Wednesday, 1 February 2017

Temples by the Thames

In a week when judges seized the headlines not far away from this Temple hall, I contemplated the gardens lawyers can relax in on the banks of the Thames. The Temple Gardens at  Middle Temple Inn were my focus, just a stone's throw away from the north bank of the Thames and here they are in all their summer splendour.  Trainee barristers eat their dinners here and study to become fully fledged lawyers, in majestic, historic surroundings which date back to the twelfth century, when the site was owned by the Knights Templar.   

The main lawn of the gardens used to be much closer to the river in times gone by; but the vista down to the Thames has retained its beauty today as a landscape to be enjoyed by people through the hard work and vision of its gardener, Kate Jenrick, and her assistant who, between them work an eight-day week planting, weeding and maintaining the lawns.  Two ‘Master Gardeners’ from the inns of court help them plant bulbs and open the gardens for Open Garden Squares Weekend.  Underneath the lawn there is a ginormous tank with 20,000 litres of water collected from the buildings, which is used to keep the lawns green and lush all summer long in a sustainable way. 

As well as the expanse of lawn, most of the gardens comprise a series of courtyards.  This one is Fountain Court, one of the oldest gardens in the whole of London, with three very impressive trees, a plane, horse chestnut and mulberry and a water fountain - one of the earliest public fountains in London. There used to be another plane tree, which died, and its demise has let in more light for new fuchsias and camellias, whilst retaining the feeling of green under the tree canopies.   Charles Dickens had lodgings here at the time he wrote Martin Chuzzlewit.

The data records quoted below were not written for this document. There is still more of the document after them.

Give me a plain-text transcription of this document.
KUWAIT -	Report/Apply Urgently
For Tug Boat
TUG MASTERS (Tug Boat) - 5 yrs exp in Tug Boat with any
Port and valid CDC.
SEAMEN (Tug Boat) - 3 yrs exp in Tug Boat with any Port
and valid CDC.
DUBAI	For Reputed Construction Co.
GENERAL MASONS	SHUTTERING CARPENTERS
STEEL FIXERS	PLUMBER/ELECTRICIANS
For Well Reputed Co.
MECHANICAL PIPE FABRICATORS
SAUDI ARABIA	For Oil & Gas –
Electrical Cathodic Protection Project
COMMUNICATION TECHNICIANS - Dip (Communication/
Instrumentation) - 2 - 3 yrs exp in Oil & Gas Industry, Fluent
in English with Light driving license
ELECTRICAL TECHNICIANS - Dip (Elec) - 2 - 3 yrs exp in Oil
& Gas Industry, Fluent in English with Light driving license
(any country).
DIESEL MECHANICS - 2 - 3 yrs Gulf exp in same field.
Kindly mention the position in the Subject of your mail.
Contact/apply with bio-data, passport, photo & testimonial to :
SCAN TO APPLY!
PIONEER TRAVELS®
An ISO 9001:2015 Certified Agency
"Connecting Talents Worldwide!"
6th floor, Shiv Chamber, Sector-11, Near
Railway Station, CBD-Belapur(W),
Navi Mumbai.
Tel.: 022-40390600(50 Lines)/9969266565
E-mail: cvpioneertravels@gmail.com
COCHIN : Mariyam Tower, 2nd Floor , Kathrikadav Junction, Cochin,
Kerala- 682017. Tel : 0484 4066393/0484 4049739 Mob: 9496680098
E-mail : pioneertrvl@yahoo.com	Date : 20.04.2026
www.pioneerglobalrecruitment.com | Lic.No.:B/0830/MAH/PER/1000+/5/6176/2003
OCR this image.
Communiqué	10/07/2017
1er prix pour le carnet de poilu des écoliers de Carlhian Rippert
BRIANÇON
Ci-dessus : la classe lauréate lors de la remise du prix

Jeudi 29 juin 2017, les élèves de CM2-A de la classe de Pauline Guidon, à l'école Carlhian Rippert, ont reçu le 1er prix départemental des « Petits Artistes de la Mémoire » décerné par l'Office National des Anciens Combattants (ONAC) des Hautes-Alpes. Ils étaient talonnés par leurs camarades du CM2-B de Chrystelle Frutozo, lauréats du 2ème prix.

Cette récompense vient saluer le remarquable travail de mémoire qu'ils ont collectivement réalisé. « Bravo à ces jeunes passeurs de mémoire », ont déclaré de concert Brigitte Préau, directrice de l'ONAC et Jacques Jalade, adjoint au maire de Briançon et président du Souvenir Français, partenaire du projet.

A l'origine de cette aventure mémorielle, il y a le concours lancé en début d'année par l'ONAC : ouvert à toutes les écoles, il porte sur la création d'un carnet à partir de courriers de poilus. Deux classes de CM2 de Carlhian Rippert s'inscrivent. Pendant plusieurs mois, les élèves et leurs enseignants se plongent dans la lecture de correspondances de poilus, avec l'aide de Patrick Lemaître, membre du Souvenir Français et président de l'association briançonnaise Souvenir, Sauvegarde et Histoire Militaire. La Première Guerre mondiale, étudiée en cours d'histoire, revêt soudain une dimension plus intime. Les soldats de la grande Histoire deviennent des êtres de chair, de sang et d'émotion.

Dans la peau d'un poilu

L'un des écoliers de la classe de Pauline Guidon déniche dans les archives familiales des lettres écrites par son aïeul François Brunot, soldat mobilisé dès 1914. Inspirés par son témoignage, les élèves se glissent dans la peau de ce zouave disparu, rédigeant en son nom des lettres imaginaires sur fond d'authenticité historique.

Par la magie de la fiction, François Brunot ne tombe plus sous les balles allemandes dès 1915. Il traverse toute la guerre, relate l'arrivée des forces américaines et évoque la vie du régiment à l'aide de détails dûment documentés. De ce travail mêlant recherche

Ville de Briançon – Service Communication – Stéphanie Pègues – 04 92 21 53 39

Gas lamps still light the way around the courtyards in keeping with the cloister and ancient university feel of the architecture.  But Kate has sought to ring the changes during her eight years of stewardship of the gardens, bringing in new planting schemes with more perennials for year-round colour. Currants and gooseberries, a styrax tree as well as rosemary, cosmos, livinias, marigolds and a variety of perennials have been introduced.  Kate is one of three custodians that look after gardens of London Inns of Court, (Inner Temple, Middle Temple and Lincoln's Inn) who all bring their  common experience of studying at Kew Gardens to their roles and so are known as the Kew Ladies. 

Here is an Agastache with its green candles, planted in front of old roses, of which there is a historic tale.  Shakespeare's play Henry VI Part 1 talks of the plucking of red and white roses in Temple Garden.  People wonder if it refers to Middle Temple or Inner Temple, but the idea certainly came from hereabouts.

Roses float above the courtyard plantings. They are pruned to half their height in December or January, but, alas, some are suffering from honey fungus and will benefit from new plantings shortly. In other areas the traditional combination of rose and lavender has successfully been replaced with Gaura, hibiscus and Agastache rather than summer bedding plants, with spring bulbs, violas and primroses providing spring colour. 

The changes in plantings to the courtyards have been noticed in Elm Court and Church Court, for instance, and recognised in recent years with City in Bloom awards. Plumbago flowers well in the shelter of Elm Court, where the rubble from war bombings has meant lots of compost has had to be imported and dug in. Now there are lilies of the valley in the shady areas, dogwood for winter colour along one side and a carefully designed successional planting scheme has been established.

Middle Temple's emblem is a Paschal Lamb, adorned with a halo and staff, and it reflects the Inn's links with the Knights Templar.   You can see it adorning many of the buildings as you walk around the streets of the Inn. 

I visited the gardens with other Open Garden Squares Coordinators and  had the privilege of a private tour by the Gardener.  We are all volunteers and look after the different areas of London, helping gardens as they get ready for opening for Open Garden Squares Weekend. It's a very rewarding and fascinating role, but one of the drawbacks is that we don't get a lot of chance to visit gardens outside our area over the weekend,  so we came up with the idea of meeting occasionally at different gardens, which has proved very popular.  Just as we started to walk around the gardens, we met a procession of people in full regalia walking the cobbled streets.  It turned out this was in honour of the Middle Temple Treasurer meeting Sheriffs of the City of London for the ‘Quit Rents’ annual ceremony.

In the middle of the Temple we came across this intriguing gate and steps - which invite you to peek through the railings and discover the secrets of the garden inside.  This is part of the charm of  many of the London gardens  which open over Open Garden Squares Weekend - discovering the garden behind the gate, door or fence.    

And here is what we found - the Master's Garden. Just lovely.

Wandering around Middle Temple is a fascinating combination of history and horticulture.  As you turn a corner into a new alleyway, there is a sense sometimes of déjà vu.  Not surprising when you realise that the streets and courtyards have been the setting for Downton Abbey and more recently, the new series, Taboo.  It's a garden well worth discovering.